Wednesday, April 11, 2018

Hammer of the Gods (2013)

Last night I watched two movies. I missed my introvert self after spending three days with a family and their relatives. I was lucky to get invited to a wedding party, a lavish one with too much food. Happy to have eaten prawns again, plus the assorted hors d'oeuvres where I got to taste awesome fried seafood balls, the taste of which shall haunt me forever. I did enjoy the party except I also missed my bedroom. I guess getting older each year makes you want to stay in.

So last night, I watched Hammer of the Gods and I, Frankenstein. HoG is not the usual good-vs-bad movie. I find it a very pointless movie full of blood and gore and machismo. Young Viking Prince Steinar swore an oath to his dying father to find his exiled brother. The brother was supposed to be the next king. Steinar, heroic and true to his word despite his desire to lead his people, went on an adventure where he was joined by his cowardly half brother Vali, and his loyal friends. One of these friends will die at his hands, a good warrior at that, because Steinar refuses to get his useless brother killed! And this is even after knowing that Vali accepted Saxon coins to betray his people! How stupid is that???

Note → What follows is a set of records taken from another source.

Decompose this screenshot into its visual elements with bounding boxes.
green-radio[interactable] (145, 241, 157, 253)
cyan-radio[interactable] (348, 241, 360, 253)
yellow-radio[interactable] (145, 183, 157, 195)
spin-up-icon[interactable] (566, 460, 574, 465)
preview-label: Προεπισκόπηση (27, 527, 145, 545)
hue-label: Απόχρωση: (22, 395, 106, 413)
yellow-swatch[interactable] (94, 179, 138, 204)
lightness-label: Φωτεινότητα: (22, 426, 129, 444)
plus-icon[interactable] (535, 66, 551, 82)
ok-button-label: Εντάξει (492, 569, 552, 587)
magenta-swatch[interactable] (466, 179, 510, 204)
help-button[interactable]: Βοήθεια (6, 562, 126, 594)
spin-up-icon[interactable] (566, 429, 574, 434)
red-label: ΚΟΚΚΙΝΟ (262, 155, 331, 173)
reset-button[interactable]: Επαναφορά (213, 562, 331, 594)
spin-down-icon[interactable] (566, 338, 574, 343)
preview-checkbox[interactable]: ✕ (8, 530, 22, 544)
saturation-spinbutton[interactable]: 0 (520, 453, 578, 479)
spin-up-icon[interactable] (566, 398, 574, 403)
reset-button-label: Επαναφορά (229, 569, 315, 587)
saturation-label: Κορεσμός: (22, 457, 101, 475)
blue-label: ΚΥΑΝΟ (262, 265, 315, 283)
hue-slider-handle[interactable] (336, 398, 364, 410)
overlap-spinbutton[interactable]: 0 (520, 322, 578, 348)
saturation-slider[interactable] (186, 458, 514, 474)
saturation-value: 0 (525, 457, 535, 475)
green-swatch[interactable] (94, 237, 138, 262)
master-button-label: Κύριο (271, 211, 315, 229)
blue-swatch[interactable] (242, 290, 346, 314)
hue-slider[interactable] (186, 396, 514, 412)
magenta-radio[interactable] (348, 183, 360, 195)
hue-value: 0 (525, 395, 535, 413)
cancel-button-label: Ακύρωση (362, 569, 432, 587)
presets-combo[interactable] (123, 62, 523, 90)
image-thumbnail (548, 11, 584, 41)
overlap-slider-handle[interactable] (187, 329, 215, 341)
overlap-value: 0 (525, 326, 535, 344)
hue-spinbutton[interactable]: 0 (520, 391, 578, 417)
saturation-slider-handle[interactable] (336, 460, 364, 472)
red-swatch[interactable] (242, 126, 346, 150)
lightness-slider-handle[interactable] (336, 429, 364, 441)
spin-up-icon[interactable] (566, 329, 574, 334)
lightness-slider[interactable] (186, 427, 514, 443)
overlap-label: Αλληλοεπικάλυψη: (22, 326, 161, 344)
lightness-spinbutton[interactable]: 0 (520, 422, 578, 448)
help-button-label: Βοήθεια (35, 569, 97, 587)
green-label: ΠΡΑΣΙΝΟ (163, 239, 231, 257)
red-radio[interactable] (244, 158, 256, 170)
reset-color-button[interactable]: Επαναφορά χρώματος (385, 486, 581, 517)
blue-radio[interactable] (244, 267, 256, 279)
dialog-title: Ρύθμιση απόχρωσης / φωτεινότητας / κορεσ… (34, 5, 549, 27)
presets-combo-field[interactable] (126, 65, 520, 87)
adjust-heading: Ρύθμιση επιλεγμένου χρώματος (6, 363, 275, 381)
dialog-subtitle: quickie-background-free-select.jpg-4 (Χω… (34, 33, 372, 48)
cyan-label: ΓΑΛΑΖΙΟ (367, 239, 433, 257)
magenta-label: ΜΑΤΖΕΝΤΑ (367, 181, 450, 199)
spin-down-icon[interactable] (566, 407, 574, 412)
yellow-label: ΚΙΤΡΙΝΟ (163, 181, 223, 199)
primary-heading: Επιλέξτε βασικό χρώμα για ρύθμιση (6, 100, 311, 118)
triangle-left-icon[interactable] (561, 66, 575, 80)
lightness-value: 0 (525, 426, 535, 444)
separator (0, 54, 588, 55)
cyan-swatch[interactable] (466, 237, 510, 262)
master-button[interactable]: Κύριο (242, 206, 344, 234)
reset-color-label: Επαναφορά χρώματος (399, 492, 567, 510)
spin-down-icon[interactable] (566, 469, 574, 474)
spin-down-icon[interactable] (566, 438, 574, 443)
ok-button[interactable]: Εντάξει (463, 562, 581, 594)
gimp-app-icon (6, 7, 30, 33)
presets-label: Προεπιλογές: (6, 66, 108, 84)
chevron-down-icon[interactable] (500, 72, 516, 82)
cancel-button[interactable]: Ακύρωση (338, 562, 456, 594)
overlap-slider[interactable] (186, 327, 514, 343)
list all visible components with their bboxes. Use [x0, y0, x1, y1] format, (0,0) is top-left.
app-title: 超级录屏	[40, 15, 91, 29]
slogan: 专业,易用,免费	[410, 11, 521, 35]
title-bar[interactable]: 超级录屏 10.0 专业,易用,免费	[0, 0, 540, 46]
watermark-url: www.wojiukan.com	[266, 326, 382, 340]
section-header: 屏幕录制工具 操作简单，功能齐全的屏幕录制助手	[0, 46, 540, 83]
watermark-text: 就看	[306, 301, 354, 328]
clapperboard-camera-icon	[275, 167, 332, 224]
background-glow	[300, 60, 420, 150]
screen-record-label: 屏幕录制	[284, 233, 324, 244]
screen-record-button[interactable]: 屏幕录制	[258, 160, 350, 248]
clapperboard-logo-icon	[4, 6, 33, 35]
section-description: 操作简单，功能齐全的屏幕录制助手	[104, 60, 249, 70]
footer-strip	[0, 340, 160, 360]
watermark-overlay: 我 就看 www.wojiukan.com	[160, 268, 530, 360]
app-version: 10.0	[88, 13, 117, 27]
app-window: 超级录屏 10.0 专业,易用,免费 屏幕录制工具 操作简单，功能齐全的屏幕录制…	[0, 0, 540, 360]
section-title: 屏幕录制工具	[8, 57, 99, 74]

And then even more stupid is discovering that his own mother and brother have an incestuous affair! So Steinar has to fight his brother, supposedly using only bare hands, but he was able to kill with a knife because the brother had one hidden for his own use. The brother was the cult leader of a group of savages and losing is no option lest his divinity be questioned. But Steinar was still able to come out alive and go back to his dying father's camp where he assumed the role of king.

So I was thinking maybe the whole thing was an initiation of sorts, a test made by the king to ensure that the right son will inherit the throne. The other son, who stayed in the camp, turned out to be a traitor who secretly connived with the Saxons. Vali, on the other hand, will do anything even convert just to save his own skin. Hakan, the exiled brother, is of no use since he bears grudges against the whole kingdom. So only Steinar is really left as the suitable heir. In the end, he and his  wife are seen to lead their men to war.

Also, the film hints subtly on the three religions in barbaric England when the Vikings's old Norse religion crosses paths with Christianity and with paganism. The Saxons are seen to be quite as violent as the Vikings as threw stones at a woman tied to a small Stonehenge.